Some quesetions about ocrd-train

34 views

Skip to first unread message

unread,

Jun 4, 2020, 1:40:45 AM6/4/20

to tesseract-ocr

Hello,everyone:

Currently I use the "https://github.com/tesseract-ocr/tesstrain " project for training my own dataset.

I use this command,

make unicharset lists training MODEL_NAME=foo TESSDATA=./tessdata_best GROUND_TRUTH_DIR=./data/foo-ground-truth PSM=7

I encounter one error that tell me loss of the "radical-stroke.txt" file,so I put the /langdata_lstm/radical-stroke.txt into the data folder and try

run the command again.I seems okay at this moment.

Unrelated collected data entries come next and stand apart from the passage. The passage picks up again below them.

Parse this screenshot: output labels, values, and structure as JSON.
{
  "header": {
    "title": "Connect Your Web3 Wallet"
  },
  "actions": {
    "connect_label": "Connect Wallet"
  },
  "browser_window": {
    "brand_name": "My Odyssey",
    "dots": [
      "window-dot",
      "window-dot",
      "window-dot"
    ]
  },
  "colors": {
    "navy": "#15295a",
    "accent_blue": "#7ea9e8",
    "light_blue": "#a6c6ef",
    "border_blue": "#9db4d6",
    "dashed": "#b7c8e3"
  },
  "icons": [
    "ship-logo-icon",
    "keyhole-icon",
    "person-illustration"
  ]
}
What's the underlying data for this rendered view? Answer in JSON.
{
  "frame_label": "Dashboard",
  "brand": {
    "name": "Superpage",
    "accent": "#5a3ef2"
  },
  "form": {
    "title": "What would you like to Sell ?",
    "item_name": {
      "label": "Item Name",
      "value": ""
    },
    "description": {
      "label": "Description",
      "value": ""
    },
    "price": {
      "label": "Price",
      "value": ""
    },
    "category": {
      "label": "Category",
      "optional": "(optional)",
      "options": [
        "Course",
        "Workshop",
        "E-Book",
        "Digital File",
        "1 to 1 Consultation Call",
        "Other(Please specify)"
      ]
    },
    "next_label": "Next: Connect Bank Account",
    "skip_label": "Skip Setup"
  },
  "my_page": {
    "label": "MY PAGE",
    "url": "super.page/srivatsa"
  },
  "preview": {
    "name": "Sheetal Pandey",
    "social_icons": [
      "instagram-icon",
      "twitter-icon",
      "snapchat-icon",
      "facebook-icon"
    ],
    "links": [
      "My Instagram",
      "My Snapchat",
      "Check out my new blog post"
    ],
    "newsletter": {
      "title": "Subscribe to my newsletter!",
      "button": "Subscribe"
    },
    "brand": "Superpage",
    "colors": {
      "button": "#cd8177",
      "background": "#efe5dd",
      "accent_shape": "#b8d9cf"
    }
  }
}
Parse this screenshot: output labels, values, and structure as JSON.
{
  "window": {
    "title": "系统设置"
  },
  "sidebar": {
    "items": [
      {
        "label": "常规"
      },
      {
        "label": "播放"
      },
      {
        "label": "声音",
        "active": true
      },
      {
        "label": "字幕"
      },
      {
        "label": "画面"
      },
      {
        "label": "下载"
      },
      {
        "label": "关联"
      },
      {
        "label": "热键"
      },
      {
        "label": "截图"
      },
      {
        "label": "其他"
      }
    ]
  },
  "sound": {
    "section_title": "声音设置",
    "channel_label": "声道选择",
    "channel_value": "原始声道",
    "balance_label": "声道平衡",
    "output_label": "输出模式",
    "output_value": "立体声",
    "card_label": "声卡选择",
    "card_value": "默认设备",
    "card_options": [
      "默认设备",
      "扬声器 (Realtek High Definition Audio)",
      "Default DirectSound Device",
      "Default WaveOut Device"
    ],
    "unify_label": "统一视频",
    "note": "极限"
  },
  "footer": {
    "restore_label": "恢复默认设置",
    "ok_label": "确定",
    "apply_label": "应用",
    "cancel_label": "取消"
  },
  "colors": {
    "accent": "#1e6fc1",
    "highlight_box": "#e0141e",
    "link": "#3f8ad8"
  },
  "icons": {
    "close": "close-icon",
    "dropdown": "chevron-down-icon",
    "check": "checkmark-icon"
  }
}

But I still have some questions:

1.What does "radical-stroke.txt" used for?I can see it contains five digital each lines like this

19886 3 23 6 3

19737 13 10 20 6

19736 17 7 0 6

19735 7 3 16 6

19734 6 4 16 6

19733 6 16 9 6

19732 20 16 16 6

19731 6 12 7 6

19618 4 20 3 6

19575 7 0 16 19

19617 16 6 20 6

19616 16 6 3 9

19615 16 6 16 1

19619 7 0 16 19

18870 20 16 21 7

18871 20 22 22 5

18843 20 16 21 7

18847 20 22 22 5

18822 16 7 7 2

18821 16 20 3 10

18819 16 0 5 9

18818 16 24 13 13

18813 16 13 19 24

18810 16 0 7 19

18759 16 24 13 13

What is the digital meaning?

2. Is my command right?

Thanks in advance.

unread,

Jun 4, 2020, 12:23:35 PM6/4/20

to tesseract-ocr

radical-stroke.txt is used only for CJK languages, but tesseract checks for it during training process, so you need to make it available.